Often, when marketing hypes up AI as a tool with revolutionary, transformative potential in the workplace, proponents of it are eager to imagine computers replacing the soft skills and judgment calls humans are best at, replacing talent instead of enhancing it.
“Recruiting is art and science, and when you try to science it down to the lowest level, you lose the art,” said Harper. An example she cites is understanding transferrable skills, especially across industries. A job applicant’s work experience is more than a set of keywords, after all, and a savvy recruiter will understand that someone with customer service experience may have honed the kind of people skills that could make them excel at sales or that someone with mastery of several programming languages may be adept at picking up another.
“The tools that we have available today, having AI understand what those transferable skills are between industries, between types of jobs, and then being able to extract that from a résumé and accurately provide recruiters with results would be really difficult today,” said Harper. “You would actually narrow your funnel of candidates more and more as it learned who got hired, instead of broadening the pipeline.”
While technology evolves rapidly, and certainly a lot of investment is going into developing generative AI to its furthest potential, Harper sees a bright boundary line around the responsible use of automation in hiring today. “I am not comfortable with AI replacing human decision making, only augmenting productivity and effectiveness.”

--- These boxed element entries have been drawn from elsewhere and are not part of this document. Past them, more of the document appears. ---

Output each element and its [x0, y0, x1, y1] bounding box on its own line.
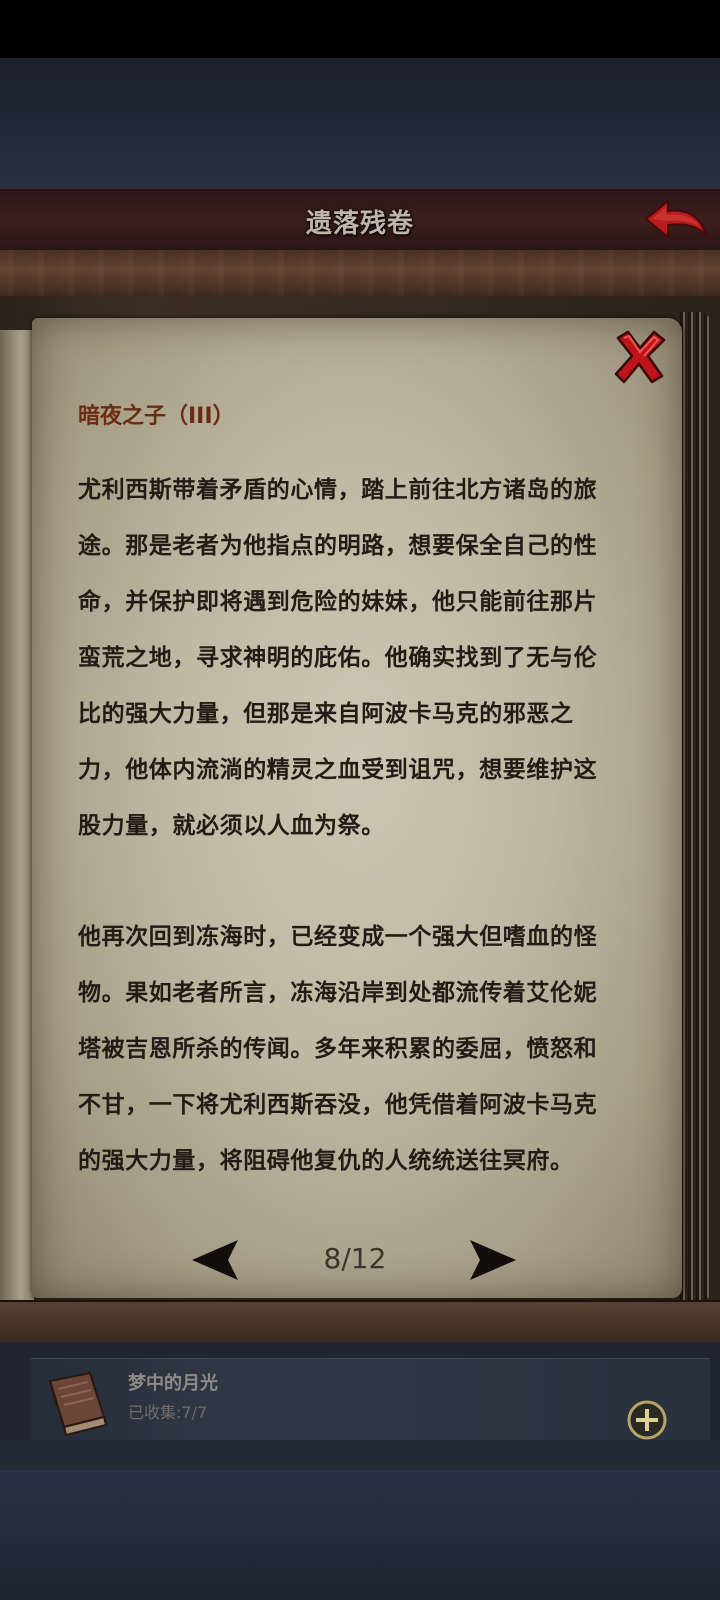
chapter-title: 暗夜之子（III）	[78, 404, 235, 429]
close-button[interactable]	[612, 328, 668, 386]
collection-item[interactable]: 梦中的月光 已收集:7/7	[30, 1358, 710, 1441]
status-bar	[0, 0, 720, 58]
book-left-page	[0, 330, 36, 1305]
back-arrow-icon	[644, 198, 707, 240]
prev-page-icon	[192, 1240, 238, 1280]
story-paragraph: 尤利西斯带着矛盾的心情，踏上前往北方诸岛的旅途。那是老者为他指点的明路，想要保全…	[78, 477, 598, 839]
book-bottom-binding	[0, 1300, 720, 1342]
story-paragraph: 他再次回到冻海时，已经变成一个强大但嗜血的怪物。果如老者所言，冻海沿岸到处都流传…	[78, 924, 598, 1174]
page-indicator: 8/12	[323, 1242, 387, 1275]
background-top	[0, 58, 720, 188]
back-button[interactable]	[642, 195, 710, 245]
next-page-icon	[470, 1240, 516, 1280]
add-button[interactable]	[626, 1399, 668, 1441]
collection-name: 梦中的月光	[128, 1373, 218, 1394]
shelf-beam	[0, 250, 720, 298]
pagination: 8/12	[190, 1230, 520, 1290]
bottom-panel	[0, 1440, 720, 1470]
book-icon	[42, 1367, 112, 1441]
collection-status: 已收集:7/7	[128, 1403, 208, 1422]
next-page-button[interactable]	[466, 1238, 518, 1282]
title-bar: 遗落残卷	[0, 188, 720, 253]
background-bottom	[0, 1470, 720, 1600]
plus-circle-icon	[627, 1400, 667, 1440]
close-x-icon	[614, 330, 666, 384]
prev-page-button[interactable]	[190, 1238, 242, 1282]
book-page-edges	[680, 312, 710, 1302]
page-title: 遗落残卷	[305, 209, 414, 239]
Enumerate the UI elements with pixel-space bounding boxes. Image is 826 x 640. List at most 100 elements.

Despite concerns about automated résumé filtering and the borderline paranoia workers can express online about bots blocking their job applications, Harper sees little evidence of this in practice.
“In many cases, there is an overestimation of the amount of automation used. I won’t say there aren’t companies that are very sophisticated in their algorithms, but for 80% or 90% of the companies out there, the most we’re doing is prioritizing which candidates we look at based on how résumés match up with the requirements on the job description. If anything, the challenge is more that there’s not enough recruiters to look at every résumé than the desire not to look at every resumé,” said Harper.

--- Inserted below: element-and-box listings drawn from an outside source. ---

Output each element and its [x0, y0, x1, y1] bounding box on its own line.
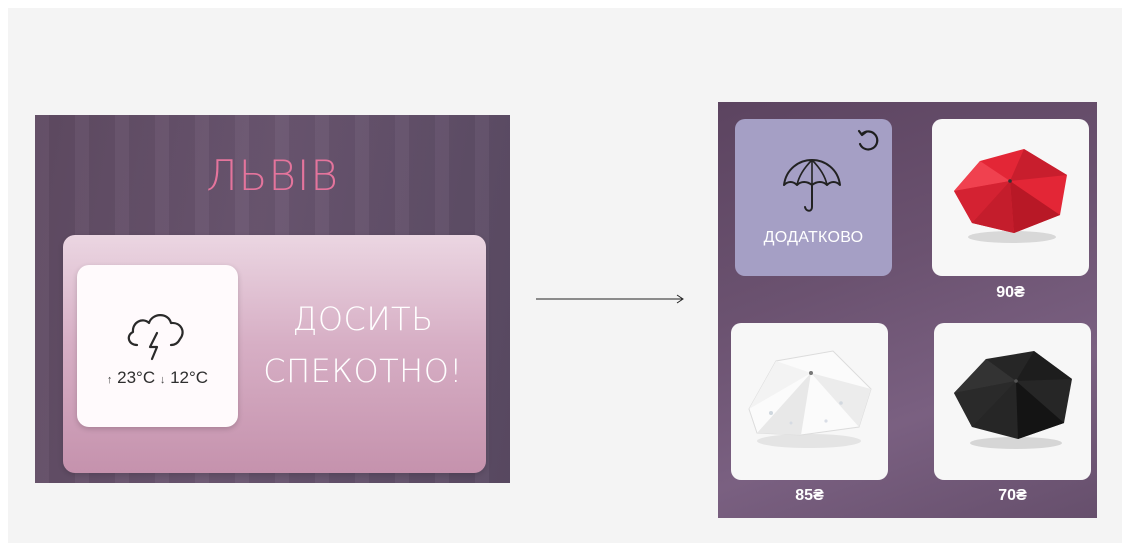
black-umbrella-image [954, 351, 1072, 449]
thunderstorm-icon [127, 314, 184, 361]
weather-card[interactable]: ↑ 23°C ↓ 12°C ДОСИТЬ СПЕКОТНО! [63, 235, 486, 473]
refresh-icon[interactable] [854, 127, 882, 155]
weather-icon-tile: ↑ 23°C ↓ 12°C [77, 265, 238, 427]
arrow-down-icon: ↓ [159, 374, 166, 386]
product-tile-black[interactable] [934, 323, 1091, 480]
arrow-up-icon: ↑ [106, 374, 113, 386]
product-tile-red[interactable] [932, 119, 1089, 276]
arrow-right-icon [536, 294, 684, 304]
extra-tile[interactable]: ДОДАТКОВО [735, 119, 892, 276]
weather-message-line2: СПЕКОТНО! [263, 352, 463, 390]
umbrella-shop-panel: ДОДАТКОВО 90₴ 85₴ 70₴ [718, 102, 1097, 518]
price-white: 85₴ [795, 487, 824, 504]
extra-tile-label: ДОДАТКОВО [763, 229, 864, 246]
umbrella-icon [783, 159, 841, 212]
price-black: 70₴ [998, 487, 1027, 504]
white-umbrella-image [748, 350, 872, 448]
weather-panel: ЛЬВІВ ↑ 23°C ↓ 12°C ДОСИТЬ СПЕКОТНО! [35, 115, 510, 483]
canvas: ЛЬВІВ ↑ 23°C ↓ 12°C ДОСИТЬ СПЕКОТНО! ДОД… [8, 8, 1122, 543]
city-title: ЛЬВІВ [206, 151, 339, 200]
red-umbrella-image [954, 149, 1067, 243]
price-red: 90₴ [996, 284, 1025, 301]
temperature-range: ↑ 23°C ↓ 12°C [77, 368, 238, 388]
product-tile-white[interactable] [731, 323, 888, 480]
temp-high: 23°C [117, 368, 156, 387]
weather-message-line1: ДОСИТЬ [292, 300, 434, 338]
weather-message: ДОСИТЬ СПЕКОТНО! [253, 293, 473, 397]
temp-low: 12°C [170, 368, 209, 387]
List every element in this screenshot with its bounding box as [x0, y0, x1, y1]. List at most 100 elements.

What about the job seeker’s side? Plenty of websites and apps promise to polish résumés, write sure-fire cover letters, churn out emails, and even supply conversation responses in chats with recruiters. While these tools market themselves as ways to level the playing field, Harper is of two minds about their usefulness.

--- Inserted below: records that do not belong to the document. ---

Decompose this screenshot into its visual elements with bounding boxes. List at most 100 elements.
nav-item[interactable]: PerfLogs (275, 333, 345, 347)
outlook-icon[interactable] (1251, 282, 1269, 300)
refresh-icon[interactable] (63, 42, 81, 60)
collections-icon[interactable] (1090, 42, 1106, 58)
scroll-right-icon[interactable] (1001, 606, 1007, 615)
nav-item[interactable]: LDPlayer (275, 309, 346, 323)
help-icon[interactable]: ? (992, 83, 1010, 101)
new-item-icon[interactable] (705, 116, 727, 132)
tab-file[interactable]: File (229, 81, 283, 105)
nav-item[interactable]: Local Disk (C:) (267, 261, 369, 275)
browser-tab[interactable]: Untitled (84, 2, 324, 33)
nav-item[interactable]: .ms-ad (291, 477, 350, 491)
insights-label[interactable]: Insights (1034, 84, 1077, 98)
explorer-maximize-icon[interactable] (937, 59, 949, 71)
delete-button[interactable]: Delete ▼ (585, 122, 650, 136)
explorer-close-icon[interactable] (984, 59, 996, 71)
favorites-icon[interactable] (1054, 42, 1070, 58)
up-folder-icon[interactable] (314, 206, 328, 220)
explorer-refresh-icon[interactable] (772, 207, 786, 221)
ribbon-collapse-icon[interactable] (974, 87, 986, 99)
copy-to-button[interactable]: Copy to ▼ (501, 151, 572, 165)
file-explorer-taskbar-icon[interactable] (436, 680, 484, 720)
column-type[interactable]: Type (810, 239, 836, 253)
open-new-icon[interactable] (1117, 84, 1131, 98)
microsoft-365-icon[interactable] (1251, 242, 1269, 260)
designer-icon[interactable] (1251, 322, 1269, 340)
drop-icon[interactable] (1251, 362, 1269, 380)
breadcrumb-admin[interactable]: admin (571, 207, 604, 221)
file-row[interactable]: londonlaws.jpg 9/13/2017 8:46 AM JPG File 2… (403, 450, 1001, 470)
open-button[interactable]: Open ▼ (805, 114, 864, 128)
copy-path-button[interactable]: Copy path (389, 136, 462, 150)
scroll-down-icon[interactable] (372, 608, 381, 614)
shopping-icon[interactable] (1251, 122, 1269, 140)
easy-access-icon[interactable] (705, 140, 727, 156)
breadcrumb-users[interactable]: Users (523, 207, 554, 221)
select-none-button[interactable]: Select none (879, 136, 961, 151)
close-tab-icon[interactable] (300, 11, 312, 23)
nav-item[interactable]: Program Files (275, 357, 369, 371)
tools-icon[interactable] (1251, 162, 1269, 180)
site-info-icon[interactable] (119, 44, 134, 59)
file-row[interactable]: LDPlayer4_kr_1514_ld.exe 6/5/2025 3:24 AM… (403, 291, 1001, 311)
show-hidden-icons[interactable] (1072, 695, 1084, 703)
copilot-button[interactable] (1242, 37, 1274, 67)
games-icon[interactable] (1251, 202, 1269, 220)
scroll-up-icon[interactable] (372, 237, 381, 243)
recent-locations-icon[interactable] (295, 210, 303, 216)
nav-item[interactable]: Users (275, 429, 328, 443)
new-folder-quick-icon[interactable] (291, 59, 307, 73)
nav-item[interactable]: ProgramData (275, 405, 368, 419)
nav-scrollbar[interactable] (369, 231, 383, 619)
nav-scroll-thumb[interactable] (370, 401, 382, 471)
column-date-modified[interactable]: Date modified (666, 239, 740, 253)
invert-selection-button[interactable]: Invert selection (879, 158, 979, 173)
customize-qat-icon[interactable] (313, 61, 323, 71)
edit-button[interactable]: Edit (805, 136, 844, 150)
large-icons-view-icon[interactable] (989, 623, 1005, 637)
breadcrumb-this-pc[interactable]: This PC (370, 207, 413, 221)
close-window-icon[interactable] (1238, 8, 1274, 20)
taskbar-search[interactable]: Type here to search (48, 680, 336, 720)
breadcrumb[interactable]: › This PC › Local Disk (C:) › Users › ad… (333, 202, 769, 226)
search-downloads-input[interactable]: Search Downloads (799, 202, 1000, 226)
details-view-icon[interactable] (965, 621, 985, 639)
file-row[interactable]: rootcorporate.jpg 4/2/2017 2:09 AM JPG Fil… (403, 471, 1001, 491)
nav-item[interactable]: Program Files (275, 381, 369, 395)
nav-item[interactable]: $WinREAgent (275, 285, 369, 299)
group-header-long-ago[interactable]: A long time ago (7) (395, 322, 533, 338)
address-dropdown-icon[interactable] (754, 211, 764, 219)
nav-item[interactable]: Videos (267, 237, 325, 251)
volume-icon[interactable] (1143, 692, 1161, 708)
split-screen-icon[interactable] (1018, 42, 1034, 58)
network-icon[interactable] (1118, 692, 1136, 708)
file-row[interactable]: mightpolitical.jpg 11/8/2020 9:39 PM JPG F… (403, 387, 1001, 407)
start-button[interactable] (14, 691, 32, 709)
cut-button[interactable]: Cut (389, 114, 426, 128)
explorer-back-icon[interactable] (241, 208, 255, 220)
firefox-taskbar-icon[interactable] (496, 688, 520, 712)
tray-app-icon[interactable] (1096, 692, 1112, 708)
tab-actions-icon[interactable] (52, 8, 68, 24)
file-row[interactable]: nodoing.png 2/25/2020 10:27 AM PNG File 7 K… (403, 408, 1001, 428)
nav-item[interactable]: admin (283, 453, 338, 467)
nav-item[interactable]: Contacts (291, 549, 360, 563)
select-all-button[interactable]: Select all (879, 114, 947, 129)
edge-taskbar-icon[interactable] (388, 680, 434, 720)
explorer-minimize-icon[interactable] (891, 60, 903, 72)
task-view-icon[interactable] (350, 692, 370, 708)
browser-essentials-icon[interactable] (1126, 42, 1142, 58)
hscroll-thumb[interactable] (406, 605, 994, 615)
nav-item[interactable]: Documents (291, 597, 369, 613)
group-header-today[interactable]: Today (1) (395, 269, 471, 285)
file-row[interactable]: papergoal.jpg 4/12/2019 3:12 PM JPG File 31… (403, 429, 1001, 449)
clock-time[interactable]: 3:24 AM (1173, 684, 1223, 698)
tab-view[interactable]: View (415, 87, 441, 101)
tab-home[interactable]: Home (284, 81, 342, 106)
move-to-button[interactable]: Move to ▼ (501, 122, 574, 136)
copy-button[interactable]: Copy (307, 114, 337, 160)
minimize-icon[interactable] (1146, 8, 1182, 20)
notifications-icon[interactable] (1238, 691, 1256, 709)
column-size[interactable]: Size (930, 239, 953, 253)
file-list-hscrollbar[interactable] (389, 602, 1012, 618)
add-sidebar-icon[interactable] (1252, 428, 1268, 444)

“Part of me says, hey, everyone should use the tools they have available to them to communicate in the best way possible,” she said. “In some ways, a gen AI application is like a calculator for words. But when do you introduce calculators to kids? When they understand how math works. If you get the wrong answer, that’s not the calculator’s fault.”
As with any tool, the key is to understand what problems you’re hoping to solve with it. “Sometimes that will be AI, and sometimes it won’t,” said Harper. “It’s not a blanket cure-all for everything. This is really a technology in its infancy.”
Ultimately, it comes down to understanding AI and taking responsibility for what it produces. “People need to be reminded that they’re responsible for what the AI writes for them,” said Harper. “If AI writes a résumé for you and the things on it aren’t true, that’s your responsibility to make sure that résumé is truly reflective of your experience. It’s what you put your name on.”